Seems a bit strange. The secondary nest is the one that produces gynes.
Unless you mean now when queens and drones would be long gone
 
secondary nests were treated to kill them but were not immediately taken down
In theory, that will allow other wildlife to rob and take pesticide elsewhere. How do the authorities reconcile that policy with prevailing legislation that seeks to prevent collateral pesticide poisoning, and poison entering the food chain?

Food and Environment Protection Act 1985 Part 3/16
 
In theory, that will allow other wildlife to rob and take pesticide elsewhere. How do the authorities reconcile that policy with prevailing legislation that seeks to prevent collateral pesticide poisoning, and poison entering the food chain?

Food and Environment Protection Act 1985 Part 3/16
Yep it is a problem but there are only so many Cherry pickers and tree climbers available. It's a difficult circle to square, do you leave it untreated and risk queen being released, or treat it and come back to it in a few days? It is complex, sometimes you have to choose the least worst option.
 
It is not my idea, I simply said that one of the Galician methods consists of a gunshot cartridge that can be fired from a firearm without putting the shooter at risk. This method involves at least 2 shots, one for the projectile with gunpowder and fuel that ignites the entire nest and the second as an ignition shot.
In another post there is an image with the result.

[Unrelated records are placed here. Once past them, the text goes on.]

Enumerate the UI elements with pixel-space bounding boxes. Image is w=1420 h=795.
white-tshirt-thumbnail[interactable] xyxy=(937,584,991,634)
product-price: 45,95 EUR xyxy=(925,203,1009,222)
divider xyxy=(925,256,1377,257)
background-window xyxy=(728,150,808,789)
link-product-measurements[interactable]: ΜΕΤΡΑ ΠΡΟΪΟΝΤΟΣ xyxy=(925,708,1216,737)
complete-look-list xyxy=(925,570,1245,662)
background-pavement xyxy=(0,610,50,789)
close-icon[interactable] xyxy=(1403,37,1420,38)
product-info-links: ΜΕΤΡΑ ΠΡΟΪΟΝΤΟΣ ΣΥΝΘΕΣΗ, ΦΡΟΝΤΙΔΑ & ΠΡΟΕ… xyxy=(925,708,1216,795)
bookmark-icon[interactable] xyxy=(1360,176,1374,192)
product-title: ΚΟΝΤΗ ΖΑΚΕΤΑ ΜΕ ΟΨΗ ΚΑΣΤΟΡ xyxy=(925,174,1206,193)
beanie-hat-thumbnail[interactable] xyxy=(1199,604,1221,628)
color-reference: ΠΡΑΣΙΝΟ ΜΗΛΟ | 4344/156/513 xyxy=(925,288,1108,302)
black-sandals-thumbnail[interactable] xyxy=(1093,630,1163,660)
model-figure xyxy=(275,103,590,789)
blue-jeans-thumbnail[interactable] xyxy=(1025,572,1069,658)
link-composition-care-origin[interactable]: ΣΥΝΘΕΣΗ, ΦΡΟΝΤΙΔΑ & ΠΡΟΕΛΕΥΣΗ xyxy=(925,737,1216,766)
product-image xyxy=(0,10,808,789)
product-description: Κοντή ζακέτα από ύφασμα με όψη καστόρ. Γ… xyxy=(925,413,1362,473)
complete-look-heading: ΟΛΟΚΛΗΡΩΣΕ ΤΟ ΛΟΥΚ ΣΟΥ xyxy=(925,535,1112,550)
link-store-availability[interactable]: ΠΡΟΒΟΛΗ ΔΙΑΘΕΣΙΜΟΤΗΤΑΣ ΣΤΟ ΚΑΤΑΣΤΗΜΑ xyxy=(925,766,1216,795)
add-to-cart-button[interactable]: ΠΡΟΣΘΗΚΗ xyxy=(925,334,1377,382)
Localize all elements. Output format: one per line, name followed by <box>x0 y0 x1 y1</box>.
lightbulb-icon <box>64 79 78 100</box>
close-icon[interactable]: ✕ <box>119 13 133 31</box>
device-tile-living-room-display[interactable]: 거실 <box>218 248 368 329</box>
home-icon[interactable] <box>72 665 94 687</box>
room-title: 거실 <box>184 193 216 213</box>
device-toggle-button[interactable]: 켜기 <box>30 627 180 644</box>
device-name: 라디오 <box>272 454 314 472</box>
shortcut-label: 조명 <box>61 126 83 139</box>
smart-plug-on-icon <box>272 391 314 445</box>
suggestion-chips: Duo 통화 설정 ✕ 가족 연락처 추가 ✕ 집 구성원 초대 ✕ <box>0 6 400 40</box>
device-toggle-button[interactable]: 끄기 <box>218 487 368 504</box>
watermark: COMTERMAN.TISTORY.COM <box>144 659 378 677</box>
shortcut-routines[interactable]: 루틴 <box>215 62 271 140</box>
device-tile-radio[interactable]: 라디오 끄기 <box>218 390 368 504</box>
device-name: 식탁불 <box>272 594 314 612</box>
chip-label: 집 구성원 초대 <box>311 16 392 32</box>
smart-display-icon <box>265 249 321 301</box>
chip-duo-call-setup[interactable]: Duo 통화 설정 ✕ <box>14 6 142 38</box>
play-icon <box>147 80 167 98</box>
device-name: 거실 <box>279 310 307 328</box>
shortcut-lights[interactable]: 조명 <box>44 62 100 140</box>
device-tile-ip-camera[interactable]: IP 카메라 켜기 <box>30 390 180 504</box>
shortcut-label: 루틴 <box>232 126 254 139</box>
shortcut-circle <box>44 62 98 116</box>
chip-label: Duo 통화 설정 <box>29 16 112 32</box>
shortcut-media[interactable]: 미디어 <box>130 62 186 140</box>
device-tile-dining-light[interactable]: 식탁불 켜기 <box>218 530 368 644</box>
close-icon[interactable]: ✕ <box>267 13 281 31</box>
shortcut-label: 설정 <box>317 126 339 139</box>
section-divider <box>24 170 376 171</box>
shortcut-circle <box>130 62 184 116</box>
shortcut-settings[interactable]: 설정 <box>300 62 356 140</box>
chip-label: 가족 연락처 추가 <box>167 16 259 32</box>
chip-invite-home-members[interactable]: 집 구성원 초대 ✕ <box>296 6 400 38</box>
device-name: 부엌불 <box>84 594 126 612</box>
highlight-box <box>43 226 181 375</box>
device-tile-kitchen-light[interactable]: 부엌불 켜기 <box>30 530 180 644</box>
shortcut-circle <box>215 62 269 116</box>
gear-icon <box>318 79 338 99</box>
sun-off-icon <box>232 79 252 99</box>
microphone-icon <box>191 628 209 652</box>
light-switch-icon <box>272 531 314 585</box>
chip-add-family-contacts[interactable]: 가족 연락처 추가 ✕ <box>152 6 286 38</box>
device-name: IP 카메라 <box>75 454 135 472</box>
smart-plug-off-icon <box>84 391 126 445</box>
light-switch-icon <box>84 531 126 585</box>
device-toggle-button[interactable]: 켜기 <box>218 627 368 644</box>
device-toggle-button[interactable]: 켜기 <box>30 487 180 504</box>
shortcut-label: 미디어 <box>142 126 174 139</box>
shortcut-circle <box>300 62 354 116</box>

Regarding whether or not to remove the nests, it is a matter of personnel and if there are not any, it is already taking the authorities, nbu and bbka to instruct a sufficient number of people, at least a group of 5 people per existing local bbka or for each county. and especially now that the season begins to decline.
It would also be useful to use box traps with remains of the nest in remote locations since the emergence of queens occurs in their vicinity and they are prone to reuse the material so in a way it can be more specific than other configurations.
 
Richard Noel showed an asian hornet nest that had been left for a week after the asian hornets had been killed. There was a small mouse, dead inside the nest from feasting on the dead larvae. Left in place, the chain of death could be significant.